Complaint system lets citizens report issues — potholes, broken streetlights, illegal dumping, whatever. They upload photos, add descriptions, and track the status of their reports. The system routes complaints to the relevant department and sends updates when issues are resolved.

Event calendar shows upcoming government events, public meetings, and community programs. Citizens can set reminders and get notifications. The goal was to increase civic participation by making it easier to know what's happening.

Push notifications keep citizens informed about urgent updates — road closures, public health alerts, service disruptions. The system is opt-in and categorized so people only get notifications they care about.

Tech Stack

Flutter for the mobile app with GetX for state management and routing. CodeIgniter 3 backend with MySQL for data storage. REST API for communication between the app and backend.

Firebase Cloud Messaging for push notifications. Image compression and caching to reduce data usage. Offline support for viewing previously loaded content. The app had to be lightweight because many users have limited data plans.

Role-based access on the backend. Citizens have read access and can submit complaints. Government staff can manage content and respond to complaints. Admins control everything. The backend validates all inputs to prevent abuse.

My Role

Full-stack developer. I built the mobile app, designed the API, and developed the backend. I also worked with Diskominfo to define the feature set and prioritize what to build first.

The complaint system was the most complex part. It had to route reports to the right department, track status changes, notify citizens of updates, and provide analytics for government staff. I built a workflow engine that could handle different complaint types with different routing rules.

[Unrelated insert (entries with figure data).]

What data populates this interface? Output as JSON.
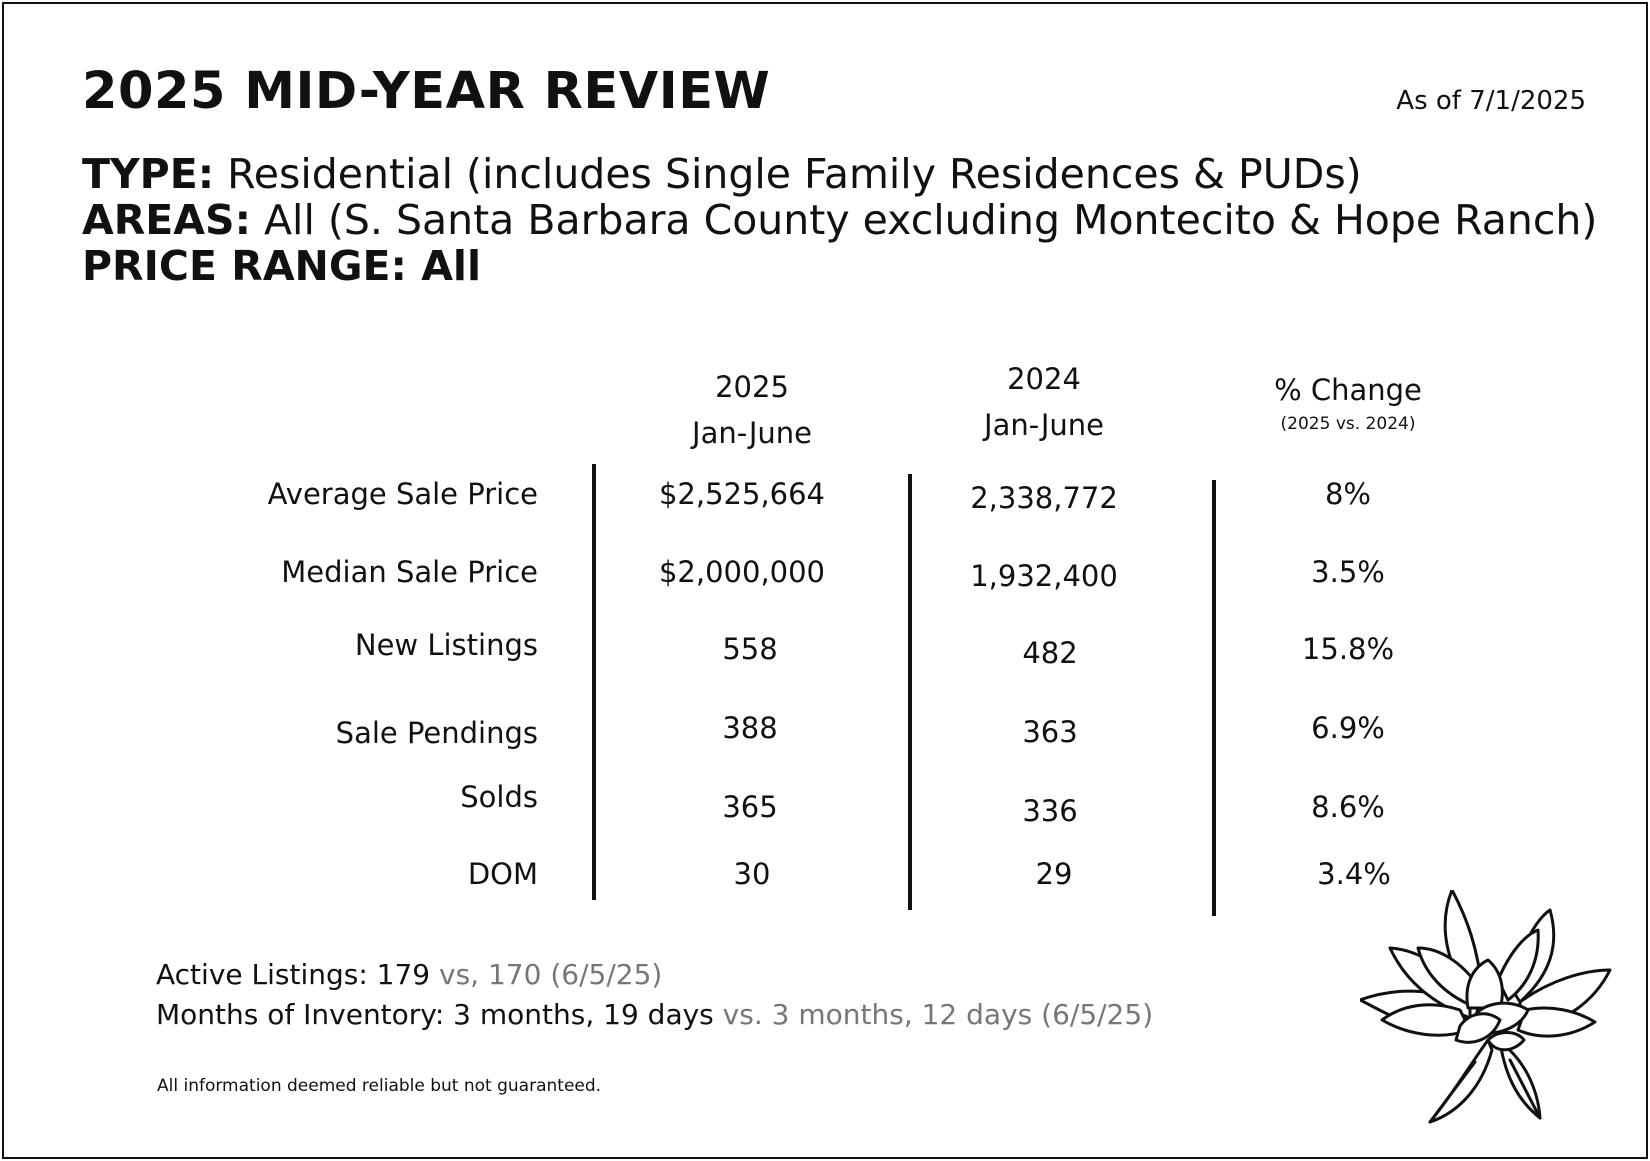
{
  "title": "2025 MID-YEAR REVIEW",
  "as_of": "As of 7/1/2025",
  "meta": {
    "type_label": "TYPE:",
    "type_value": " Residential (includes Single Family Residences & PUDs)",
    "areas_label": "AREAS:",
    "areas_value": " All (S. Santa Barbara County excluding Montecito & Hope Ranch)",
    "price_label": "PRICE RANGE:",
    "price_value": " All"
  },
  "table": {
    "col_2025_year": "2025",
    "col_2025_period": "Jan-June",
    "col_2024_year": "2024",
    "col_2024_period": "Jan-June",
    "col_change": "% Change",
    "col_change_sub": "(2025 vs. 2024)",
    "rows": [
      {
        "label": "Average Sale Price",
        "v2025": "$2,525,664",
        "v2024": "2,338,772",
        "change": "8%"
      },
      {
        "label": "Median Sale Price",
        "v2025": "$2,000,000",
        "v2024": "1,932,400",
        "change": "3.5%"
      },
      {
        "label": "New Listings",
        "v2025": "558",
        "v2024": "482",
        "change": "15.8%"
      },
      {
        "label": "Sale Pendings",
        "v2025": "388",
        "v2024": "363",
        "change": "6.9%"
      },
      {
        "label": "Solds",
        "v2025": "365",
        "v2024": "336",
        "change": "8.6%"
      },
      {
        "label": "DOM",
        "v2025": "30",
        "v2024": "29",
        "change": "3.4%"
      }
    ]
  },
  "footer": {
    "active_label": "Active Listings:  179",
    "active_compare": " vs, 170 (6/5/25)",
    "inventory_label": "Months of Inventory:  3 months, 19 days",
    "inventory_compare": " vs. 3 months, 12 days (6/5/25)",
    "disclaimer": "All information deemed reliable but not guaranteed."
  },
  "decoration": {
    "icon": "magnolia-flower-icon"
  }
}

I also focused on performance. The app had to load fast and use minimal data. I implemented aggressive caching, lazy loading for images, and pagination for feeds. The goal was to make the app usable even on slow connections.

User testing revealed issues I hadn't anticipated. Older users struggled with navigation. Some features were buried too deep. I simplified the UI, added a search function, and made the most-used features more prominent. The second iteration was much better.

The app launched in 2022 and has been downloaded thousands of times. Diskominfo uses it as the primary channel for citizen engagement. They've told me it's increased complaint resolution rates and improved communication with the public. That's the kind of impact that justifies the effort.